Coriandre, s.f. Plante ombellifère. Elle donne une semence qui sent la punaise, lorsqu'elle est fraîche, et qui est très agréable au goût, lorsqu'elle est sèche. On en fait des dragées, et on l'emploie aussi en médecine. De bonne coriandre. Des dragées de coriandre, ou absolument, de la coriandre. On dit que la coriandre est bonne pour la digestion. (Dictionnaire de l'Académie  Française, 1787.)
Corsaire
Couperose, subs. fem. Espèce de minéral synonyme de vitriol martial. Couperose verte. Couperose blanche. (Dictionnaire de l'Académie  Française, 1787.)
Coutil, s. m. Espèce de toile faite de fil de chanvre ou de lin, qui est lissée et fort serrée, propre pour faire des lits de plume, des taies d'oreiller, des tentes, etc. Coutil de Flandres. Coutil de Bruxelles, de Normandie, etc.

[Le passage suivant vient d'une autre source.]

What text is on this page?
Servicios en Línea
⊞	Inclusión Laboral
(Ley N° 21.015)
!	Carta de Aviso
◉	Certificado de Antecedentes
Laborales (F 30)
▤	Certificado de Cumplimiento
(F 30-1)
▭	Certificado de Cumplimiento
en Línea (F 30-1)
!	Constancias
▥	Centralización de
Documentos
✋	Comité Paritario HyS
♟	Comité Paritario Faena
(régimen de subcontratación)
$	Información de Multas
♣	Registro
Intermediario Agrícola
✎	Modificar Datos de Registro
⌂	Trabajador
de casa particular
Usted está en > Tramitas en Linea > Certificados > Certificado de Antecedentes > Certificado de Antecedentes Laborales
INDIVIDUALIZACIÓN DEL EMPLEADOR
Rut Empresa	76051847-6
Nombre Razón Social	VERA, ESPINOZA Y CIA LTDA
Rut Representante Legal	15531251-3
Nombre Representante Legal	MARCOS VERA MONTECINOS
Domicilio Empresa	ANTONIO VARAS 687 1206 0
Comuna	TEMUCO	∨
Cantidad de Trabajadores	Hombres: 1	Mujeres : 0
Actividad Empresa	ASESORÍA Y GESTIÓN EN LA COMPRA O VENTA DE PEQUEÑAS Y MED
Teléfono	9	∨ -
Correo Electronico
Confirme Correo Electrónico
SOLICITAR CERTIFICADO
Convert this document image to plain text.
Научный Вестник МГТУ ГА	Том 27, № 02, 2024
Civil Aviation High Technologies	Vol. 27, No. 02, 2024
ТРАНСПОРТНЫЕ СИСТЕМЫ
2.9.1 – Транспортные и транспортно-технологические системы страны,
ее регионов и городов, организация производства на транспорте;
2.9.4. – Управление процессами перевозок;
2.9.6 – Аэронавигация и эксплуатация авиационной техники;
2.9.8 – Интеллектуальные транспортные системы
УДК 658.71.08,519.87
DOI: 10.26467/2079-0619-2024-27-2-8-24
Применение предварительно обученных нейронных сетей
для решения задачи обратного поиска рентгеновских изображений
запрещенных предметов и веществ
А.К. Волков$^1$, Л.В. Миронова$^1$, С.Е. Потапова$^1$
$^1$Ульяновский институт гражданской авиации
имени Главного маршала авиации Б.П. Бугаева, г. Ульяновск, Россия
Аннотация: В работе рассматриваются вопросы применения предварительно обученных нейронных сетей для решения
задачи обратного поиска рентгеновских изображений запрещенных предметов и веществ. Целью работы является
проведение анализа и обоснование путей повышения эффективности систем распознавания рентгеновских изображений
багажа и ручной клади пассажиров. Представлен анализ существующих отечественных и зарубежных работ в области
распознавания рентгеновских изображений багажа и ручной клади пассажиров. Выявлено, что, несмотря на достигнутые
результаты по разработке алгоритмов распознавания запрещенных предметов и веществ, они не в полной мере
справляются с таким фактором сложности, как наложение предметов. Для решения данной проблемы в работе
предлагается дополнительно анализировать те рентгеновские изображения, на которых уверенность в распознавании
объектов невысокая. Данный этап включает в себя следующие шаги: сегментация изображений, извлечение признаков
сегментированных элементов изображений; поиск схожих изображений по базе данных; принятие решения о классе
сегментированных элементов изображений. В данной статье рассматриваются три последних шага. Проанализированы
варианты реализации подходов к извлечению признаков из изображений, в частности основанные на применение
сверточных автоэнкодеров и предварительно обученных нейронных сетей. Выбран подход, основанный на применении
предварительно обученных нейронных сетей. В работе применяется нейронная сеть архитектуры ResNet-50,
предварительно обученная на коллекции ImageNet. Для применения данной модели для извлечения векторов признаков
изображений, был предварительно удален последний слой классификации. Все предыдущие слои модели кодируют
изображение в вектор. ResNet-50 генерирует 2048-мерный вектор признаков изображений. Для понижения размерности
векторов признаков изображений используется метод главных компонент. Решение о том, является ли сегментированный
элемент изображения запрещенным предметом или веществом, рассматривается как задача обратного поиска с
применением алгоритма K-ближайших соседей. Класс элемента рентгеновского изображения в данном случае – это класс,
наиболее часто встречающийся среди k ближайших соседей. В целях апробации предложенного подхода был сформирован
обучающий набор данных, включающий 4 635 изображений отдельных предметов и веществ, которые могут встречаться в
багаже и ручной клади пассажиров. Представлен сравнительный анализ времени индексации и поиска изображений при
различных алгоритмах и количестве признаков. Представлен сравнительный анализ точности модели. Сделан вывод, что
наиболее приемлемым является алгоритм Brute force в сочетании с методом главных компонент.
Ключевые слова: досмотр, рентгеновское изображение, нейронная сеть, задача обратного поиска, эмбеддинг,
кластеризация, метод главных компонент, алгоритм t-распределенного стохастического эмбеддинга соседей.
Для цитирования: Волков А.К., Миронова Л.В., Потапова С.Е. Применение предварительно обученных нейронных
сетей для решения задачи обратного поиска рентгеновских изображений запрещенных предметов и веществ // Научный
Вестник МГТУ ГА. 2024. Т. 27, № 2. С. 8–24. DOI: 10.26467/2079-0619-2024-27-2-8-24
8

Craie. (phys.) Tout le monde connaît la substance minérale blanche et très friable à laquelle on donne généralement le nom de craie ; mais tout le monde ne sait pas que la chimie et la minéralogie modernes ont changé cette dénomination, apparemment trop vulgaire, en celle de carbonate calcaire. La craie est formée de chaux et d’acide carbonique. Quand elle est pure, c’est du blanc d’Espagne ; mêlée avec de l’argile, elle devient de la marne.  (Vocabulaire d’agriculture, 1810.)